Citations sur Arcadia (11)
… Arcadia, cet endroit où ses parents ont été si heureux. Où, enfant, il fut si heureux. (Enfin, l'était-il vraiment ? Mieux vaut se méfier de cet éclat rétrospectif : la poudre d'or s'accumule sur les souvenirs pour les faire étinceler.)
Parfois, le monde paraît insupportable à Pouce, trop plein de terreur et de beauté. Chaque jour il se retrouve écrasé par une nouvelle surprise. Dehors l'univers bat à une vitesse impossible. Il le sent tourner en vain sur lui-même. (…) Il sait que sa connaissance du Dehors est imprécise, à la fois muette et glanée ici et là. Elle se compose de tout ce qui arrive à ses oreilles, les histoires qu'apportent les gens, ce qu'il a lu.

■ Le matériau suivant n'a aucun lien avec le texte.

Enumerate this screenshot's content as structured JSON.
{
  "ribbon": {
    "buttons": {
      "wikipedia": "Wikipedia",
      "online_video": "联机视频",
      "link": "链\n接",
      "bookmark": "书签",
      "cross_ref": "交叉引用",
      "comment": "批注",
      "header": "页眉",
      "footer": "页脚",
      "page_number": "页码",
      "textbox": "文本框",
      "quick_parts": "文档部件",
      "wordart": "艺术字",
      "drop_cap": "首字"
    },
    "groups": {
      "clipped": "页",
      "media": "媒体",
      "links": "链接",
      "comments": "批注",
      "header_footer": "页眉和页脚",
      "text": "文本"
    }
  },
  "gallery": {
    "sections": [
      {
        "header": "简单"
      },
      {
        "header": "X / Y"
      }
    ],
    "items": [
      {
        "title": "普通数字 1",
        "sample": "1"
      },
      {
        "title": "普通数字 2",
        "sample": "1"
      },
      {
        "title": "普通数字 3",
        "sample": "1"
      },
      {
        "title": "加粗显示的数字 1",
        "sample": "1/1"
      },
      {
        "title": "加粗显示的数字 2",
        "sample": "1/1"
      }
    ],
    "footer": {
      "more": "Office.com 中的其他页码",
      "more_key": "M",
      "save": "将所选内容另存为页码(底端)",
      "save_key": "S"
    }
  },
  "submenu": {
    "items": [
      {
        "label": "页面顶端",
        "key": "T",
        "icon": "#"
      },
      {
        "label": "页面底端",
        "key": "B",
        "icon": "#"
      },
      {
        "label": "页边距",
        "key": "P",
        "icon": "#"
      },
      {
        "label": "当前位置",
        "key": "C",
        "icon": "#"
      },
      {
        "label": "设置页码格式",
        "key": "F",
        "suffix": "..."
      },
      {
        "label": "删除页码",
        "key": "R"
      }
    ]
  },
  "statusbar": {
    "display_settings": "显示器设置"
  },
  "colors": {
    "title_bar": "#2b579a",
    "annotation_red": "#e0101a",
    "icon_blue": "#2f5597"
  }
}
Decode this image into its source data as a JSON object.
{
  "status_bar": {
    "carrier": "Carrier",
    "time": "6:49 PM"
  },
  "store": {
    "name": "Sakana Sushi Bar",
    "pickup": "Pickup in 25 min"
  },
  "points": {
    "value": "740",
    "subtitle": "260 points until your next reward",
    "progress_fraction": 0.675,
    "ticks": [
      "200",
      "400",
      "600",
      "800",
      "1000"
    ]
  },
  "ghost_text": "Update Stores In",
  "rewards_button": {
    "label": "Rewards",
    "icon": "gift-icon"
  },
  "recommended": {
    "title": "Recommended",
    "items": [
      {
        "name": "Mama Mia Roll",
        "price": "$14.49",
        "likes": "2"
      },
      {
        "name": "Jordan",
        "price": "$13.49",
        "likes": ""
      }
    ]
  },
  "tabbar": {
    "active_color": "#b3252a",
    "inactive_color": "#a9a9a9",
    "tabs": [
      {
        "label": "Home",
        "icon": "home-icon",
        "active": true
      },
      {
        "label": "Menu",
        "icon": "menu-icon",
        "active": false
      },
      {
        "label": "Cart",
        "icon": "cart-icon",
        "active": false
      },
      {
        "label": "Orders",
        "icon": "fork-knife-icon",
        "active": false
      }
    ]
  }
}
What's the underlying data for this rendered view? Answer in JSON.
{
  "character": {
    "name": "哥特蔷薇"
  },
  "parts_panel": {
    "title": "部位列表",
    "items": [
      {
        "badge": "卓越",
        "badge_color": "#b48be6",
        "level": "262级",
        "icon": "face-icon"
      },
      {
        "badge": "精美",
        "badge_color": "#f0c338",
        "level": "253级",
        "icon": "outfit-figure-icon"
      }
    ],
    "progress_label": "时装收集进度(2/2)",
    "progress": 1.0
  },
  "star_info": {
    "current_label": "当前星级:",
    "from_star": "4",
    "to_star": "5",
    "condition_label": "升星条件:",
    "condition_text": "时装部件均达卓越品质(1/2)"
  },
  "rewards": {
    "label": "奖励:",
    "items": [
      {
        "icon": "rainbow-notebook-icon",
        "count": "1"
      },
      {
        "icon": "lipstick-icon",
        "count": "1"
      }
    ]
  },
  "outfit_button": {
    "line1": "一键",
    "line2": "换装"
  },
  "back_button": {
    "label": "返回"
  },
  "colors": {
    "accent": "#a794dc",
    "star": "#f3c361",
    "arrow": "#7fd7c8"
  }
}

La douceur de la terre monte vers lui. Dans cet instant qui éclôt puis s’efface, il se suffit à lui-même et tout va pour le mieux dans le monde.
Peu importe que cette histoire soit vraie. Pouce manipule les images : il sait que l’essentiel n’est pas que les histoires soient véridiques. Il comprend, avec cette impression d’un courant d’air qui balaie une pièce, qu’en perdant ces histoires sur nous-mêmes, auxquelles nous croyons, c’est aussi nous-mêmes que nous perdons.
Il invente une chanson qu'il ne cesse de fredonner pour lui-même : Renouvellation, renouvellation, réparer, colmater, nettoyer, peindre... renouvellation. (…) Abe lui adresse un sourire radieux et le reprend, Rénovation, mon chéri. Mais Hannah serre Pouce et lui chuchote, Moi, je trouve ton mot approprié. Renouvellation. Réinventer notre histoire. Les doigts tendres de sa mère se posent sous son menton, et il rit, heureux de lui faire plaisir.
L'enfance est un tissu si délicat ; ce qu'ils ont fait ce matin pourrait s'imprimer dans la tête des petits, y laisser une douleur sourde, modeste, qui reviendra en boucle, les blessant de manière subtile pour le reste de leur vie.
Il se sentait tout tendre, sans carapace. Le canevas des histoires qui l'avaient toujours enveloppé, sa mythologie personnelle, était devenu invisible, et nul ne le connaissait ; personne ne savait qu'il était un bébé miracle, un Tom Pouce hippie, le fils d'Abe et Hannah (…).
Elles découvrent de grandes fenêtres crasseuses ; un vieux poêle à bois râblé, curieux ; des patères à différentes hauteurs. Les pupitres empilés sont festonnés d'arc-en-ciel de champignons. Les murs frémissent de toiles d'araignées dérangées par leur arrivée.
Le lac gelé était tout illuminé, comme s'il brillait de l'intérieur, la glace était du plomb fondu au pied de ces magnifiques montagnes violettes, et la cloche de l'église a retenti dans le village pour célébrer ta naissance, celle de notre bébé miracle.
Dans cette aube parfaite, même le vieil homme est beau, sa barbe bleue sous la peau soudain lumineuse de sa joue, cette souplesse nouvelle dans sa mâchoire, les touffes de poil dans ses oreilles, voilées d'or.